Gericht: Oberlandesgericht Koblenz
Urteil verkündet am 06.11.2007
Aktenzeichen: 11 U 439/07
Rechtsgebiete: EEG 2004


Vorschriften:

EEG 2004 § 3
EEG 2004 § 21 Abs. 1 Nr. 3
EEG 2004 § 21 Abs. 1 Nr. 8
1. Für die Frage, ob es sich i.S. des § 21 Abs. 1 Nr. 3 EEG 2004 um Strom aus einer Biomasseanlage handelt, die nach dem 31.12.2003 in Betrieb genommen worden ist, sind die Begriffsbestimmungen in § 3 EEG 2004 auch für solche Anlagen zugrunde zu legen, die zum Zeitpunkt des Inkrafttretens des EEG 2004 bereits in Betrieb genommen waren.

2. Eine Vergütungspflicht des Netzbetreibers nach §§ 21 Abs. 1 Nr. 3, 8 EEG 2004 besteht nur für Strom, der in Anlgaen gewonnen wird, die ausschließlich erneuerbare Energien einsetzen. Erforderlich dafür ist, dass die Anlage über die Einrichtungen zur Gewinnung und Aufbereitung des jeweiligen Energieträgers verfügt. Das ist bei einer Biogasanlage der Fermenter.

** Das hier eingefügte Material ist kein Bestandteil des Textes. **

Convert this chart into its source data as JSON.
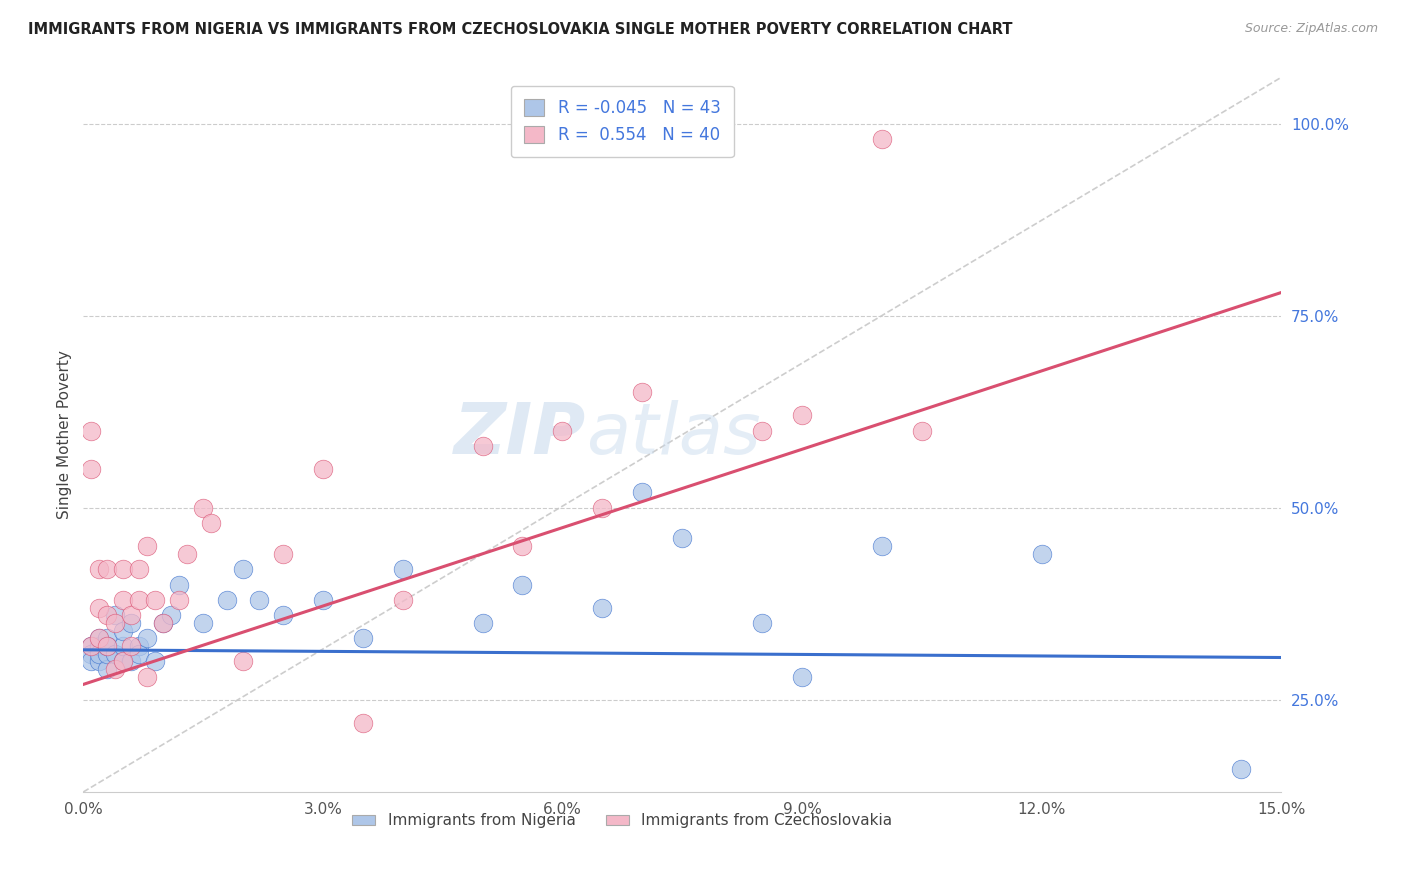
{
  "title": "IMMIGRANTS FROM NIGERIA VS IMMIGRANTS FROM CZECHOSLOVAKIA SINGLE MOTHER POVERTY CORRELATION CHART",
  "source": "Source: ZipAtlas.com",
  "ylabel": "Single Mother Poverty",
  "legend_label1": "Immigrants from Nigeria",
  "legend_label2": "Immigrants from Czechoslovakia",
  "R1": -0.045,
  "N1": 43,
  "R2": 0.554,
  "N2": 40,
  "color1": "#aec6e8",
  "color2": "#f4b8c8",
  "line_color1": "#3a6fcd",
  "line_color2": "#d94f70",
  "ref_line_color": "#c8c8c8",
  "background_color": "#ffffff",
  "grid_color": "#cccccc",
  "ytick_color": "#4477dd",
  "xlim": [
    0.0,
    0.15
  ],
  "ylim": [
    0.13,
    1.06
  ],
  "xticks": [
    0.0,
    0.03,
    0.06,
    0.09,
    0.12,
    0.15
  ],
  "xticklabels": [
    "0.0%",
    "3.0%",
    "6.0%",
    "9.0%",
    "12.0%",
    "15.0%"
  ],
  "yticks": [
    0.25,
    0.5,
    0.75,
    1.0
  ],
  "yticklabels": [
    "25.0%",
    "50.0%",
    "75.0%",
    "100.0%"
  ],
  "nigeria_x": [
    0.001,
    0.001,
    0.001,
    0.002,
    0.002,
    0.002,
    0.002,
    0.003,
    0.003,
    0.003,
    0.003,
    0.004,
    0.004,
    0.005,
    0.005,
    0.005,
    0.006,
    0.006,
    0.007,
    0.007,
    0.008,
    0.009,
    0.01,
    0.011,
    0.012,
    0.015,
    0.018,
    0.02,
    0.022,
    0.025,
    0.03,
    0.035,
    0.04,
    0.05,
    0.055,
    0.065,
    0.07,
    0.075,
    0.085,
    0.09,
    0.1,
    0.12,
    0.145
  ],
  "nigeria_y": [
    0.32,
    0.31,
    0.3,
    0.3,
    0.32,
    0.33,
    0.31,
    0.29,
    0.31,
    0.33,
    0.32,
    0.31,
    0.36,
    0.3,
    0.32,
    0.34,
    0.3,
    0.35,
    0.32,
    0.31,
    0.33,
    0.3,
    0.35,
    0.36,
    0.4,
    0.35,
    0.38,
    0.42,
    0.38,
    0.36,
    0.38,
    0.33,
    0.42,
    0.35,
    0.4,
    0.37,
    0.52,
    0.46,
    0.35,
    0.28,
    0.45,
    0.44,
    0.16
  ],
  "czech_x": [
    0.001,
    0.001,
    0.001,
    0.002,
    0.002,
    0.002,
    0.003,
    0.003,
    0.003,
    0.004,
    0.004,
    0.005,
    0.005,
    0.005,
    0.006,
    0.006,
    0.007,
    0.007,
    0.008,
    0.008,
    0.009,
    0.01,
    0.012,
    0.013,
    0.015,
    0.016,
    0.02,
    0.025,
    0.03,
    0.035,
    0.04,
    0.05,
    0.055,
    0.06,
    0.065,
    0.07,
    0.085,
    0.09,
    0.1,
    0.105
  ],
  "czech_y": [
    0.55,
    0.6,
    0.32,
    0.42,
    0.37,
    0.33,
    0.32,
    0.36,
    0.42,
    0.29,
    0.35,
    0.3,
    0.38,
    0.42,
    0.32,
    0.36,
    0.38,
    0.42,
    0.28,
    0.45,
    0.38,
    0.35,
    0.38,
    0.44,
    0.5,
    0.48,
    0.3,
    0.44,
    0.55,
    0.22,
    0.38,
    0.58,
    0.45,
    0.6,
    0.5,
    0.65,
    0.6,
    0.62,
    0.98,
    0.6
  ],
  "trend1_x0": 0.0,
  "trend1_x1": 0.15,
  "trend1_y0": 0.315,
  "trend1_y1": 0.305,
  "trend2_x0": 0.0,
  "trend2_x1": 0.15,
  "trend2_y0": 0.27,
  "trend2_y1": 0.78
}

OBERLANDESGERICHT KOBLENZ IM NAMEN DES VOLKES URTEIL

Geschäftsnummer: 11 U 439/07

Verkündet am 6. November 2007

In dem Rechtsstreit

wegen ungerechtfertigter Bereicherung

Der 11. Zivilsenat des Oberlandesgerichts Koblenz hat durch den Vorsitzenden Richter am Oberlandesgericht Rüll, den Richter am Oberlandesgericht Diener und die Richterin am Oberlandesgericht Haberkamp auf die mündliche Verhandlung vom 11. September 2007

für Recht erkannt:

Tenor:

Die Berufung der Klägerin gegen das Urteil des Einzelrichters der 11. Zivilkammer des Landgerichts Trier vom 27. Februar 2007 wird zurückgewiesen.

Die Kosten des Berufungsverfahrens werden der Klägerin auferlegt.

Das Urteil ist vorläufig vollstreckbar.

Der Beklagte kann die Vollstreckung durch Sicherheitsleistung in Höhe von 110 % des zu vollstreckenden Betrages abwenden, wenn nicht die Klägerin vor der Vollstreckung Sicherheit in gleicher Höhe leistet.

Die Revision wird zugelassen.

Gründe:

Der Beklagte erzeugt Strom in einer Biogasanlage und speist diesen in das Netz der Klägerin ein.

Die Anlage des Beklagten wurde als Kraft-Wärme-Kopplung-Anlage am 1. Dezember 2003 in Betrieb genommen. Die zur Erfassung der eingespeisten und zum Betrieb der Anlage bezogenen Energiemengen erforderlichen Messeinrichtungen waren am 5. November 2003 montiert worden. Mit Schreiben vom 25. November 2003 hatte der Beklagte der Klägerin den Betrieb seiner KWK-Anlage angezeigt und mitgeteilt, dass die Anlage ab dem 1. Januar 2004 mit nachwachsenden Rohstoffen beschickt werde.

Bis zum 31. Dezember 2003 wurde dem Beklagten von der RWE in W. und der RWE in D. eine Einspeisvergütung auf der Basis des KWKG gezahlt. Für die Zeit von Januar 2004 bis Juli 2004 erfolgte die Einspeisvergütung nach dem Gesetz für den Vorrang Erneuerbarer Energien - Erneuerbare-Energien-Gesetz, EEG - vom 1. April 2000 (nachfolgend: EEG 2000) und ab August 2004 nach dem EEG vom 21. Juli 2004 (nachfolgend: EEG 2004).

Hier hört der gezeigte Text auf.